Deputy Minister of Health, Dr Sibongiseni Dhlomo, has urged South African citizens to be vigilant and maintain personal hygiene after two laboratory-confirmed cases of cholera were recorded in Limpopo.
According to the Department of Health, both cases are imported from neighbouring Zimbabwe.
The first case was confirmed in the Musina sub-district in the Vhembe District after a 43-year-old male patient tested positive and has since been discharged from Musina Hospital.
“The second case is a 27-year-old man, also from Zimbabwe, who presented at Helene Franz Hospital under Capricorn District Municipality, with a history of abdominal cramps, watery diarrhoea and vomiting that started on 11 January 2024,” the department disclosed.
This particular patient reportedly travelled to Zimbabwe on 9 December 2023 and returned to South Africa on 10 January 2024.
According to the health department’s statement, the patient’s health condition is stable, and they are currently in isolation at the hospital.
“His contacts were identified, and the local outbreak response team has been activated to conduct further investigations and provide health education to contacts.”
The department said the country remains on high alert for possible imported cholera cases from Zimbabwe, which is currently battling the outbreak of the disease, having claimed over 200 lives so far.
The department, in collaboration with the Border Management Authority (BMA), has since intensified health screening at the Beitbridge border post to mitigate the imported cholera cases from Zimbabwe.

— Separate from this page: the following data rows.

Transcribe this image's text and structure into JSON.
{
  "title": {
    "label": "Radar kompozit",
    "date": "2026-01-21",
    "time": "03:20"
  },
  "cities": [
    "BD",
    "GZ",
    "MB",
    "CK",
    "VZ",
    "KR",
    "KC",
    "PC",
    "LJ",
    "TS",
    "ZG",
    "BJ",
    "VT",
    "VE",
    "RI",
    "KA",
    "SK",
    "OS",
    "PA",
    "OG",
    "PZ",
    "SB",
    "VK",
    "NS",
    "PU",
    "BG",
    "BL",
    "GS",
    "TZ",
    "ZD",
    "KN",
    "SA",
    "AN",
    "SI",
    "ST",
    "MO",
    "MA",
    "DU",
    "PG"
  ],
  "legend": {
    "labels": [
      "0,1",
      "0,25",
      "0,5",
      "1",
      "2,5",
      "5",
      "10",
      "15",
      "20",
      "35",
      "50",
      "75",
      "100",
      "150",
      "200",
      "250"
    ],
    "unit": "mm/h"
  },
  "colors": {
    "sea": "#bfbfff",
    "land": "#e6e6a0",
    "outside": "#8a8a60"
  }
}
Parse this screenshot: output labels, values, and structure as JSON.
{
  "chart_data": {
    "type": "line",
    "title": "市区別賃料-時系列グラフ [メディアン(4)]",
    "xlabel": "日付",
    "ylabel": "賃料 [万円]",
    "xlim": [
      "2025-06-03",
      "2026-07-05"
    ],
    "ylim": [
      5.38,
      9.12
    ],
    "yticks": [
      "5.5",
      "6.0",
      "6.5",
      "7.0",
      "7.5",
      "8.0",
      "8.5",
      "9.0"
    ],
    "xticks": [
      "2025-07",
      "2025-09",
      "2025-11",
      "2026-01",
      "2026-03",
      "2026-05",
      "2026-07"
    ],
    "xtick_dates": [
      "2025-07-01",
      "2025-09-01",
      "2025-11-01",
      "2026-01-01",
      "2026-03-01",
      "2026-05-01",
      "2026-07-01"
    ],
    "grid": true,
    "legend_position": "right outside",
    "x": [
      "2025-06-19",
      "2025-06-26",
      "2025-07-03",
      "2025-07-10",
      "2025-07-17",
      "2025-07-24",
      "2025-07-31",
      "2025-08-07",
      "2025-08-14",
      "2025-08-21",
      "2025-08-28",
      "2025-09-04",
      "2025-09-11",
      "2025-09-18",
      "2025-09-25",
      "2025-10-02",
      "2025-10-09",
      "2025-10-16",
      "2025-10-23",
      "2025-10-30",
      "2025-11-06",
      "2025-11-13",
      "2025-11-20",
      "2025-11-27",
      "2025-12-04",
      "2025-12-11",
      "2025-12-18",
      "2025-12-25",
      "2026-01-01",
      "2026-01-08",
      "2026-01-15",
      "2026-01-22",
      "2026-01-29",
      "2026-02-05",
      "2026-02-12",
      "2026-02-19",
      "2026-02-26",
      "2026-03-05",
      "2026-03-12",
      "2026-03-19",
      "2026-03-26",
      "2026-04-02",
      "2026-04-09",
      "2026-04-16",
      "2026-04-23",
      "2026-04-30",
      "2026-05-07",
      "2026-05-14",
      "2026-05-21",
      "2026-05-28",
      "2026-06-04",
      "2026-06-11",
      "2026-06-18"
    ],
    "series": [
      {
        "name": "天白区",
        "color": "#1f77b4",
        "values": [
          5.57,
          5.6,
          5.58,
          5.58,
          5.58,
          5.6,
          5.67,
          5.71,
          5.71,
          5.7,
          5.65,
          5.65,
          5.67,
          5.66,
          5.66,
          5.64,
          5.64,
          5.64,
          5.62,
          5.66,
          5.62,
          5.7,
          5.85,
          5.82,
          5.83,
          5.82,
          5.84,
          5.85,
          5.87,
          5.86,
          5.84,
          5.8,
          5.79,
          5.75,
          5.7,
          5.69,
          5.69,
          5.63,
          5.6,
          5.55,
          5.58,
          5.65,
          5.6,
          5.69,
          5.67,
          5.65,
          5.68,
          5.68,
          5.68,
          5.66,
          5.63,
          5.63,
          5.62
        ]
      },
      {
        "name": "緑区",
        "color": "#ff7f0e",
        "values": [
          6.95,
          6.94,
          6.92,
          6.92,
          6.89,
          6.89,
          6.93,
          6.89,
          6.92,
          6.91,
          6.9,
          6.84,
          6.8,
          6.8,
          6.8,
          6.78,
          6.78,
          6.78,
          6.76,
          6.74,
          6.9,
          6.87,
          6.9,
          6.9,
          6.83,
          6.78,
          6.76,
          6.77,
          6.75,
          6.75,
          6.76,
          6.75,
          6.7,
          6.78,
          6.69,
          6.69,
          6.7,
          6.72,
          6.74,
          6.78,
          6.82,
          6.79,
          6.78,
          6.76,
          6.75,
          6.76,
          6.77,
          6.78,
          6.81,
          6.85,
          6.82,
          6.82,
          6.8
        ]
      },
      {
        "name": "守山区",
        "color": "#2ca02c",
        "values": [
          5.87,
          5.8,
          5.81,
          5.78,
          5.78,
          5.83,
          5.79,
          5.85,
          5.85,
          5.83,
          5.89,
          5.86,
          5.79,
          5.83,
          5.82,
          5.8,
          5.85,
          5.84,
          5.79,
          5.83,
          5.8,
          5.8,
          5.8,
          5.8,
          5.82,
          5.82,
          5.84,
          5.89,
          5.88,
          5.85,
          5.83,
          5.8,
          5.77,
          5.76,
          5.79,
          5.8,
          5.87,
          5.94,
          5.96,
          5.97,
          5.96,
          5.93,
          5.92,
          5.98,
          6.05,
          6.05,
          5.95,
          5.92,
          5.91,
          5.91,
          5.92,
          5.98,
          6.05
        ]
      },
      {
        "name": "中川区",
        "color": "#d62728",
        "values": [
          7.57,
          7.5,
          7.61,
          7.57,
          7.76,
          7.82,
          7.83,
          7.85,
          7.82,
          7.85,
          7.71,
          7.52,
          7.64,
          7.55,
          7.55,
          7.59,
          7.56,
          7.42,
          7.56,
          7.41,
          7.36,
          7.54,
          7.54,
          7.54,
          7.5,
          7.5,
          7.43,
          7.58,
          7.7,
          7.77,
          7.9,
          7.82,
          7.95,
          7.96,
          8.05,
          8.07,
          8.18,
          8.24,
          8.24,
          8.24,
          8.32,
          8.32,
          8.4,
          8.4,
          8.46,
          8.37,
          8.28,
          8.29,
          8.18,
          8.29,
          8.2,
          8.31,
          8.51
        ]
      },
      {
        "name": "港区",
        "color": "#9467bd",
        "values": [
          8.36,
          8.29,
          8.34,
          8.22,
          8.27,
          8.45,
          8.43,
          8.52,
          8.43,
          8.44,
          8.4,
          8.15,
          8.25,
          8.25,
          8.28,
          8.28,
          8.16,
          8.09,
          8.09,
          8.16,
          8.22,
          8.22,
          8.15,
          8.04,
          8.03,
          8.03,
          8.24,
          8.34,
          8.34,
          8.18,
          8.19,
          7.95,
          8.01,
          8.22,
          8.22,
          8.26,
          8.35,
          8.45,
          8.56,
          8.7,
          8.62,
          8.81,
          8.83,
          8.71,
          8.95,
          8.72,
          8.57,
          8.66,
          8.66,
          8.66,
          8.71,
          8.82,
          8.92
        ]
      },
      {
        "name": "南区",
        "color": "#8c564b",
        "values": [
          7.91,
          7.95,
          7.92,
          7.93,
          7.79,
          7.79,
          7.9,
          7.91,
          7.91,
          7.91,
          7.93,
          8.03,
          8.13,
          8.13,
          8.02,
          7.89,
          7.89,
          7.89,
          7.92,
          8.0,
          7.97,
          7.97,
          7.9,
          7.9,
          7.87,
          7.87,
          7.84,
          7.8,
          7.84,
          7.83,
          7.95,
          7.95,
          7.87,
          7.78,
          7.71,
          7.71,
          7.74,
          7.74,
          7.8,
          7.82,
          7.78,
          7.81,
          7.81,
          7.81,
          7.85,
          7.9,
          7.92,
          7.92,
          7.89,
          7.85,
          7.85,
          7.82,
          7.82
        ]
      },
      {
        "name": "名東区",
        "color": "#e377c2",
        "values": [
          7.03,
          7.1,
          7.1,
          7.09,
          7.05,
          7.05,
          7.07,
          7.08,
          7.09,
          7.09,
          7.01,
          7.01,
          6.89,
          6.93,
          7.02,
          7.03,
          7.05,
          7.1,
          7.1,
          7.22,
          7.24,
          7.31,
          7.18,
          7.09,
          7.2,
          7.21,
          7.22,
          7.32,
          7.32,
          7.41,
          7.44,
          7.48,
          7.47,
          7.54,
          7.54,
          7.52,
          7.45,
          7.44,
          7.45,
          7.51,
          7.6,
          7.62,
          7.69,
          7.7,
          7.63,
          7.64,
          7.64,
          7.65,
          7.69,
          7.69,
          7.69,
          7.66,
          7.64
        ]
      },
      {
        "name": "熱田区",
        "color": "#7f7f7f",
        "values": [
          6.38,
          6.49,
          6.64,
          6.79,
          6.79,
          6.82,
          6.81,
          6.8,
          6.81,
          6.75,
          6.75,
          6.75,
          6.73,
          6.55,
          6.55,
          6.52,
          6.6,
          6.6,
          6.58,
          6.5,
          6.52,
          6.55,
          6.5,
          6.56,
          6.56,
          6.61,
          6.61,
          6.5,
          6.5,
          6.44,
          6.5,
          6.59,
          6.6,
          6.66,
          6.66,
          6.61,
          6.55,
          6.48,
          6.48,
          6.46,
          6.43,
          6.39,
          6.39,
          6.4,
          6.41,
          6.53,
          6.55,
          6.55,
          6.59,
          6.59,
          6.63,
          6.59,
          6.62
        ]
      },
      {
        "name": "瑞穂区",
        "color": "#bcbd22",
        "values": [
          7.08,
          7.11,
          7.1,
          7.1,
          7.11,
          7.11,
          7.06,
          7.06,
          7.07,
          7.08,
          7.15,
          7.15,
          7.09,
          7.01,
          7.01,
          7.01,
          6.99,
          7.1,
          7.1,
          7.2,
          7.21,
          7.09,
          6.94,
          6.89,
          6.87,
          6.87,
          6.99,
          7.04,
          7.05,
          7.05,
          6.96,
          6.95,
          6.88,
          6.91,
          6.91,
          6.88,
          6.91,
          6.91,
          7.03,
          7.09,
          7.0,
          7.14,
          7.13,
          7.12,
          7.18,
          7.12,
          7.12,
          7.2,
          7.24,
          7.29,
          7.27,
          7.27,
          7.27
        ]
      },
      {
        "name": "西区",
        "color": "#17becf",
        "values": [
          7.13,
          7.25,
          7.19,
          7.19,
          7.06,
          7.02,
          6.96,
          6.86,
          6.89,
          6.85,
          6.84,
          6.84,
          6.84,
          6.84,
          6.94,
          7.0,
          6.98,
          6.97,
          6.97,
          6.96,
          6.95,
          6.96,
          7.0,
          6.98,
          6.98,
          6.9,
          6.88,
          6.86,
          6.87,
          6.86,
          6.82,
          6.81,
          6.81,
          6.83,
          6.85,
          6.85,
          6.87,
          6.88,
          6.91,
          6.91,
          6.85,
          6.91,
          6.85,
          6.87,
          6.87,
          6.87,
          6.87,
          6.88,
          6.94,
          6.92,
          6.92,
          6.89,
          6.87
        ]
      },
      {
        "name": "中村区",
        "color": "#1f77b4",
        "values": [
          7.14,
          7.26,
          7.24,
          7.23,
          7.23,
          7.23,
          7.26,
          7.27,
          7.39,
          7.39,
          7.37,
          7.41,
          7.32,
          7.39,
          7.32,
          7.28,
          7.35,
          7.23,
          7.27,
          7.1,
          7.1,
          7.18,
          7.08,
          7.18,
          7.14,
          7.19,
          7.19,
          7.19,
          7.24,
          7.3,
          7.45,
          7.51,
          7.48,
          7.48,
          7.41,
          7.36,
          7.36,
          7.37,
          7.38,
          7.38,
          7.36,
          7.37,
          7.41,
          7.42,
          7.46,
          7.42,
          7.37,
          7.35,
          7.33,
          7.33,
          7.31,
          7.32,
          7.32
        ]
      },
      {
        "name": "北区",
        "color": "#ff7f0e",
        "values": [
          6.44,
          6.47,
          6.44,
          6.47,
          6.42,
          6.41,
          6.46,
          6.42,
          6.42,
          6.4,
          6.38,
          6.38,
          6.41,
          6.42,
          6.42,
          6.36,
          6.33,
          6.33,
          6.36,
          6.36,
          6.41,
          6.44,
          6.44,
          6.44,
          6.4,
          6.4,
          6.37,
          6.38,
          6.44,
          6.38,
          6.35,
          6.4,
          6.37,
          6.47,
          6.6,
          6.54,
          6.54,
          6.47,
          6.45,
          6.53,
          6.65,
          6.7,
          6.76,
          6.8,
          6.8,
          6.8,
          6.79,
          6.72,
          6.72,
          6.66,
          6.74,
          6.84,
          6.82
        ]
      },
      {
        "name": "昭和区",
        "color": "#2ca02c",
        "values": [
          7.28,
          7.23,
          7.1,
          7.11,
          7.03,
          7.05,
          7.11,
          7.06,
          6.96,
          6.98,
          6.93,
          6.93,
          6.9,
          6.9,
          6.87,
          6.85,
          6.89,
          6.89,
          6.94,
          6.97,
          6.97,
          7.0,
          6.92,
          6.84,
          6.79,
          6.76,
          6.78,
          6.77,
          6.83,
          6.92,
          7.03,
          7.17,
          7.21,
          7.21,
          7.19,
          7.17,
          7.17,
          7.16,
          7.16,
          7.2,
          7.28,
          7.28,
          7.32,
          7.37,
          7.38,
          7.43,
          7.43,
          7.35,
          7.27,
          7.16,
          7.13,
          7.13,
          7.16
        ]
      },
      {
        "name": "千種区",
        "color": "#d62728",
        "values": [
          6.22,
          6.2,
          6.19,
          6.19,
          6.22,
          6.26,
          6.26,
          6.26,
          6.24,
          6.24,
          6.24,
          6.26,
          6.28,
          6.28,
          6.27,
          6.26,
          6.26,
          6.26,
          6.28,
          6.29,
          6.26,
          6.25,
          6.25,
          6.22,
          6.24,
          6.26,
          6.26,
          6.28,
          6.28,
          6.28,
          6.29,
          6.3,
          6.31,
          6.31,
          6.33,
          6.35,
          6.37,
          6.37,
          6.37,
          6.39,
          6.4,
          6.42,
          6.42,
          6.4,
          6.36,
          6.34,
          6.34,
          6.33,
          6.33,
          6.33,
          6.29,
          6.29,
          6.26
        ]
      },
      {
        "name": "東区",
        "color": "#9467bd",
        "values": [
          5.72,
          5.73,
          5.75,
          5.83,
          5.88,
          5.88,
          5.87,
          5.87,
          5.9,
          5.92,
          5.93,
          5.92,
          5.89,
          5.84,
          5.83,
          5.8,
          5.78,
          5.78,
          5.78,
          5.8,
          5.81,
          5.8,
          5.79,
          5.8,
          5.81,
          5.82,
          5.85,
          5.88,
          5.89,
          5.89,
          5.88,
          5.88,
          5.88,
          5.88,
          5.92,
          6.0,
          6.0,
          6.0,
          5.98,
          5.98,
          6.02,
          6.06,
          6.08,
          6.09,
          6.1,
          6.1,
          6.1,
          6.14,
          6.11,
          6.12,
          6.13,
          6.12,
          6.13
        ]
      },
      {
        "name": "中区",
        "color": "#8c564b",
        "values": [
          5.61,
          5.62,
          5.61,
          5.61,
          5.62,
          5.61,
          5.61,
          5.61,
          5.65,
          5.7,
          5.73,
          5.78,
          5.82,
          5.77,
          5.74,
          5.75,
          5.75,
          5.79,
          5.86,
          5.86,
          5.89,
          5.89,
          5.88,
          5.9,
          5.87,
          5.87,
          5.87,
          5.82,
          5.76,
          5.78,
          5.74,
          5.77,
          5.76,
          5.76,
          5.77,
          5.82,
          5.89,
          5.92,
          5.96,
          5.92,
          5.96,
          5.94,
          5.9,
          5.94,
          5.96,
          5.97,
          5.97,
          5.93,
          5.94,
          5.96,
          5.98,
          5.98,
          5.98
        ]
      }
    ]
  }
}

The Deputy Minister appealed to all those with a travel history to cholera outbreak areas to be honest with their travel history and fully cooperating with health officials and help prevent further transmission to other people.
“We say to all travellers along N1 from Musina and other parts of the country, please avoid using known or suspected contaminated surfaces, especially in public places and wash hands thoroughly with soap before handling food or after using the bathroom to prevent possible infection,” said Dhlomo.
All people who experience cholera-like symptoms, with or without travel history to cholera endemic countries and areas, are also encouraged to present themselves to the nearest health facilities without delay.
The symptoms to look out for include stomach cramps, diarrhoea, dehydration and vomiting.